Remembrance That Things Pass

Without explicitly using the word very much, time is the issue at the heart of Buddhist practice. We see it alluded to everywhere: in the constant refrain that all conditioned things are impermanent, in “the deathless” being the goal of the path, in memory (sati) being the literal translation of what we usually call mindfulness. How—and how much—we remember, what we fear and want, and how confused we are about what lasts long enough to identify with, are all related to how we live in relation to time. And meditation itself is all about time in ways that are not immediately obvious.

When we try to be “in the moment,” what are we trying to do? Being in the moment is a spatial metaphor that means not being absorbed (read: living) in thoughts and feelings about the past or future. Being in the moment can include thinking and feeling about what’s happening as it’s happening, so it does not automatically mean not thinking, but since most thinking and feeling has the past or future as its focus, it usually means way less thinking. How do we set aside thoughts and feelings about the past and future? Through concentration.
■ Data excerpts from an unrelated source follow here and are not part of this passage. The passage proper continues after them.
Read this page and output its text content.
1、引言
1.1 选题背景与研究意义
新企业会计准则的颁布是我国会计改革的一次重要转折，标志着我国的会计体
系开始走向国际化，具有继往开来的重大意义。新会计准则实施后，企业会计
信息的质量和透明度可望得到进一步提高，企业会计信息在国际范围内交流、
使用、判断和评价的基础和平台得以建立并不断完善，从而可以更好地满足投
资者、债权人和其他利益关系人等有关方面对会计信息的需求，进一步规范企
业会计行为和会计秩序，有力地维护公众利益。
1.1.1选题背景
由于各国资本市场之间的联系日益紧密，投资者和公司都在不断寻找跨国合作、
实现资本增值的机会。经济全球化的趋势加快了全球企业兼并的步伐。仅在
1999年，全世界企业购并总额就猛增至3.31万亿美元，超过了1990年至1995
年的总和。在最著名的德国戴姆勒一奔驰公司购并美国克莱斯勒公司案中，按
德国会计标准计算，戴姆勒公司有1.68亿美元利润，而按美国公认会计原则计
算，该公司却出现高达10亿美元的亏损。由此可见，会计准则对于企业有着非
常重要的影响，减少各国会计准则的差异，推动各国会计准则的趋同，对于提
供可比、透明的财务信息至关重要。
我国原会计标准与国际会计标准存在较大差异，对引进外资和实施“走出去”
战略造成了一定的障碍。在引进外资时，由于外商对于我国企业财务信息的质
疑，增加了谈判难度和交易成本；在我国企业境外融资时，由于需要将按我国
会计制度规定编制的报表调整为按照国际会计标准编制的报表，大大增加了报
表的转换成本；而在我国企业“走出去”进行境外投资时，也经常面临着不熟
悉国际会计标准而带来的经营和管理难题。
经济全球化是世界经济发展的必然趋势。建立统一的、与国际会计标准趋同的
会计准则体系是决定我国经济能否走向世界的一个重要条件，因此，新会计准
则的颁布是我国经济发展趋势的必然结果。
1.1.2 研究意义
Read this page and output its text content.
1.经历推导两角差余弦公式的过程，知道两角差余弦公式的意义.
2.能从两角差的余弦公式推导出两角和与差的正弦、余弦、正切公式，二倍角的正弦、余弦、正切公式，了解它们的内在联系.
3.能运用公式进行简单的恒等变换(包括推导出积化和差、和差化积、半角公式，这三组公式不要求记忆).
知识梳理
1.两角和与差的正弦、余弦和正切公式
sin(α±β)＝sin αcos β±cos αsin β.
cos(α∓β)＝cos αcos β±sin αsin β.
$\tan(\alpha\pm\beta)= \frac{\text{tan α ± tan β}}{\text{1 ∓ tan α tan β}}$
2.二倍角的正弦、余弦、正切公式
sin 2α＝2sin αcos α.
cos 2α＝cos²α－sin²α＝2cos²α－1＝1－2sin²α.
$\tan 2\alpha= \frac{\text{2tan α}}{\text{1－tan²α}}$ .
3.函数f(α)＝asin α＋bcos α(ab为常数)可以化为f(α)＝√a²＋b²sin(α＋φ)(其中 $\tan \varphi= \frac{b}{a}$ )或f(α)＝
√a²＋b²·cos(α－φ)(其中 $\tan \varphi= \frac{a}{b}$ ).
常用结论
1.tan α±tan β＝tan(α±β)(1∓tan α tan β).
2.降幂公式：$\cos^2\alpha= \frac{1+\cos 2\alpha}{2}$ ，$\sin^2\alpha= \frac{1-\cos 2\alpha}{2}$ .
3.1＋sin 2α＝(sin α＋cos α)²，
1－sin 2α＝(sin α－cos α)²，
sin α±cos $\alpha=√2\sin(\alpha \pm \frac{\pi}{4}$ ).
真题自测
Whether in formal meditation or in the flow of other activities, the energetic quality we call concentration consists of the intention to remain focused, enough energy to do so, and clearly understanding what I am connecting with in the moment. These qualities are stabilizing, calming, and often pleasurable. When combined with mindfulness, which includes discernment of what’s wholesome and unwholesome, what’s mine and somebody else’s, and how I should relate to what’s happening, the result is insight—about time. 

The connection between mindfulness and memory is made clear in texts where the Buddha talks about needing mindfulness in order to remember clearly and in detail things that happened or were spoken long ago. Of course I can’t do that if I’m distracted, so concentration is needed, but I also can’t do it if there isn’t cognitive engagement with what’s happening. Mindfulness is the heart of memory because it’s the activity in the present that makes possible future remembrance of things past. Like a really good cookie you had as a teenager. You only remember what you notice. You also only remember that which rises above the stream of flickering impermanence by having some kind of emotional charge. Like a really good cookie.

Impermanence is the quintessential insight because it’s what’s most veiled by craving. The stronger our desire for things, or for situations to be the way we want them to be, the less we can accept the truth of their evanescence. Time is the narrative we tell ourselves relationally and collectively about what lasts and how long it lasts for. Setting aside thinking about past and future while we meditate is a radical rejection of the conventional narrative. To rest the heart in a space free from obsessive thinking is to insist that it’s possible to not be completely dominated by other people’s stories. 

You didn’t come up with the story of human evolution, the story of your national culture and what it means, or even the story of your family, your own birth, and the importance of the day marking the exact moment in the seasonal cycle that you were born. And you certainly didn’t come up with the story of your immortal soul and its future career in heaven or hell, or the story of your infinite string of past lives fueled by craving, for that matter! All of these are narratives about time. They have to be taught, and crucially, we have to be taught to believe they’re important. Choose your sources wisely, the Buddha said, and don’t believe anything fully until you have strong enough direct experience to write your own narrative.

Meditating in a way that sets down external narratives brings us into one of the most free states possible in waking life. It’s an important detail in the story of the Buddha’s awakening that he mastered states of profound presence (the jhānas, or meditative absorptions) before directing his attention toward the problem of time. This is our primary practice: to get really good at stepping out of the conventional narrative by resting in an awake, embodied state not colored by emotional engagement with past or future. Once emotional engagement is rooted in present moment unfolding, impermanence is not only seen clearly, but felt viscerally, as the underlying story that fuels the habit of craving is seen for what it is: an image of time.

Liberation is called “the deathless” because if we stop craving we also get unhooked from narratives about time, and birth and death cease to be defining moments in our story. When the Buddha saw his past lives stretching back in a beginningless sequence, he had to make up a new narrative about time that’s different from anything he was taught. The narrative he told to describe his insight—that we are reborn in accord with our actions—only leads to liberation if we have it ourselves. Believing it isn’t enough. So we have to retrace his steps: silence the narrative of time temporarily in meditation in order to be able to recover from other people’s stories, and then remember our own past in enough detail to create a new story about who we are and what it all means. “Being in the moment” is a good meditation method, but what truly liberates is research: accurate enough memory to understand what time is and how we should best relate to it.